Un match très intense qui s’est joué comme un match couperet d’un huitième ou d’un quart de finale. Les joueuses passent en zone mixte, fatiguées et déçues pour les norvégiennes. Contentes mais fatiguées pour les joueuses de l’Equipe de France.

La première à passer est Charlotte Bilbault, entrée en toute fin de match à la place de Gaetane Thiney. “C’est exceptionnel d’entrer dans un match comme celui-là. Ce sont de supers bons moments. On est là pour le groupe. dès que l’on fait appel à nous on essaie de répondre présentes. Sur le banc, on était stressé. La victoire est méritée ce soir, on y est allée au mental.” 

Griedge M’Bock, 24 ans, presque cadre de cette défense. “Un match d’une très forte intensité. On s’attendait à ce genre de match. A ce genre de partie. Une partie compliquée, on ne va pas se le cacher. On a été efficace offensivement et présente défensivement. C’est ce qu’il faut retenir. Surtout la victoire. Une grande solidarité, on le dit depuis le début et on espère que cela va continuer comme cela. Oui, c’est un match gagné au mental. C’était une partie physique. Sur le plan athlétique, c’était vraiment engagé. On a fait le nécessaire et être aussi solide que des équipes nordiques. Aujourd’hui, on ressort vainqueur de ce match c’est ce qui important.

Sur la faute de Wendie Renard qui fait un csc sur un centre d’Hervlovsen qu’elle voulait pousser en corner ? Quand elle a marqué contre son camp, on est allée la voir avec une petite tape amicale pour qu’elle reste dans son match. Wendie, elle est costaud mentalement. Il n’y a pas de souci pour cela, elle n’a pas forcément été déstabilisé par cela. Honnêtement, on a pas eu peur de craquer. On était en place défensivement et c’est juste la faute à pas de chance. On s’est mobilisé tout de suite. La force de notre groupe c’est le collectif. Peut-être la première fois de sa carrière ? (en souriant) “alors j’espère que ce sera la dernière.”
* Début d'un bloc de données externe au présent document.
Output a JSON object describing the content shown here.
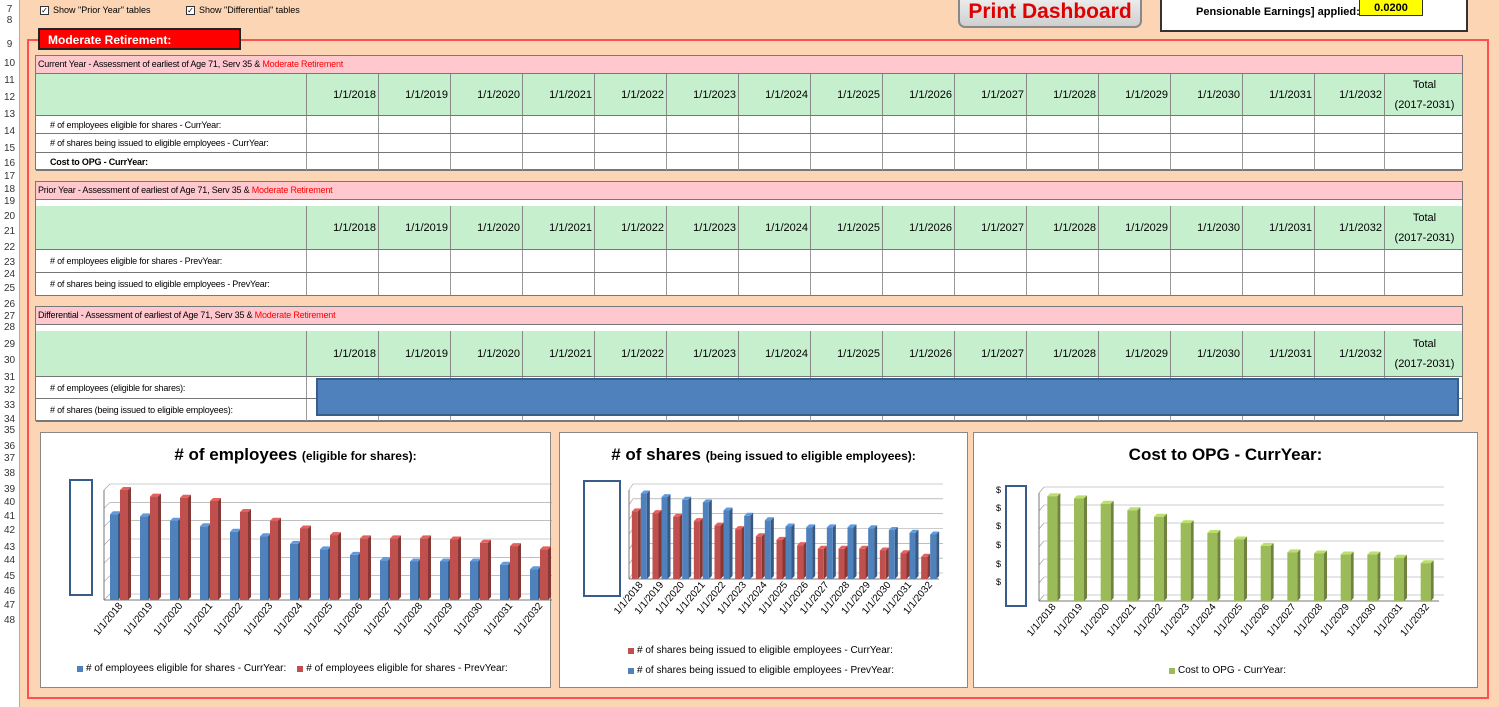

Que s’est-il passé pour que vous marquiez si vite du retour des vestiaires (46′) ? On voulait entamer fort cette deuxième période, les mettre sous pression et marquer d’entrée. Cela a fait mouche avec Valérie Gauvin. Corinne a eu des mots particuliers ? “Elle nous a dit que c’était bien, qu’il fallait rester calme, qu’il fallait rester sereine et qu’il fallait alterner temps fort et temps faible et que cela allait passer. se débloquer et c’est ce qui s’est passé.”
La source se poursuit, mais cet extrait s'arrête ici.